Very likely a floating point error. Note that the format function affects only how numbers display, not how MATLAB computes or saves them. So setting it to rat won't help the inaccuracy.
I haven't tested, but you may try the Fractions Toolbox for exact rational number arithmetics, which should give an equality to above.
Consider this (MATLAB R2011a):
a = 1e10;
>> b = inv(a)*inv(a)
b =
1.0000e-020
>> c = inv(a*a)
c =
1.0000e-020
>> b==c
ans =
0
>> format hex
>> b
b =
3bc79ca10c924224
>> c
c =
3bc79ca10c924223
When MATLAB calculates the intermediate quantities inv(a), or a*a (whether a is a scalar or a matrix), it by default stores them as the closest double precision floating point number - which is not exact. So when these slightly inaccurate intermediate results are used in subsequent calculations, there will be round off error.

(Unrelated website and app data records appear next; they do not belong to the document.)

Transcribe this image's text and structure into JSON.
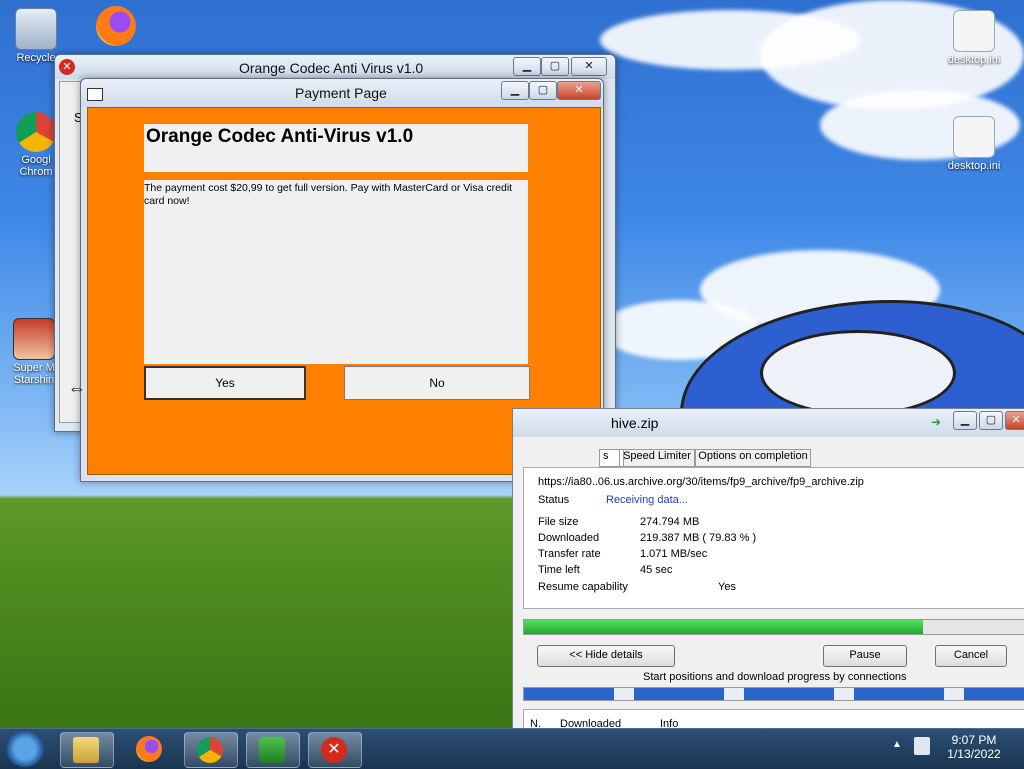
{
  "desktop": {
    "icons_left": [
      {
        "label": "Recycle"
      },
      {
        "label": "Googl Chrom"
      },
      {
        "label": "Super M Starshin"
      }
    ],
    "icons_right": [
      {
        "label": "desktop.ini"
      },
      {
        "label": "desktop.ini"
      }
    ]
  },
  "background_window": {
    "title": "Orange Codec Anti Virus v1.0",
    "left_text": "S"
  },
  "payment_window": {
    "title": "Payment Page",
    "heading": "Orange Codec Anti-Virus v1.0",
    "message": "The payment cost $20,99 to get full version. Pay with MasterCard or Visa credit card now!",
    "yes_label": "Yes",
    "no_label": "No"
  },
  "download_window": {
    "title_partial": "hive.zip",
    "tabs": [
      "s",
      "Speed Limiter",
      "Options on completion"
    ],
    "url": "https://ia80..06.us.archive.org/30/items/fp9_archive/fp9_archive.zip",
    "status_label": "Status",
    "status_value": "Receiving data...",
    "rows": [
      {
        "label": "File size",
        "value": "274.794  MB"
      },
      {
        "label": "Downloaded",
        "value": "219.387  MB  ( 79.83 % )"
      },
      {
        "label": "Transfer rate",
        "value": "1.071  MB/sec"
      },
      {
        "label": "Time left",
        "value": "45 sec"
      },
      {
        "label": "Resume capability",
        "value": "Yes"
      }
    ],
    "progress": 0.7983,
    "hide_details_label": "<< Hide details",
    "pause_label": "Pause",
    "cancel_label": "Cancel",
    "connections_caption": "Start positions and download progress by connections",
    "table_headers": [
      "N.",
      "Downloaded",
      "Info"
    ]
  },
  "taskbar": {
    "time": "9:07 PM",
    "date": "1/13/2022"
  },
  "colors": {
    "payment_orange": "#ff8000",
    "progress_green": "#2fbf3a",
    "status_blue": "#1a3fbf"
  }
}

Instead of comparing floating point numbers for direct equality, such as inv(A*B*C) == inv(C)*inv(B)*inv(A), it's often better to compare the absolute difference to a threshold, such as abs(inv(A*B*C) - inv(C)*inv(B)*inv(A)) < thresh. Here thresh can be an arbitrary small number, or some expression involving eps, which gives you the smallest difference between two numbers at the precision at which you're working.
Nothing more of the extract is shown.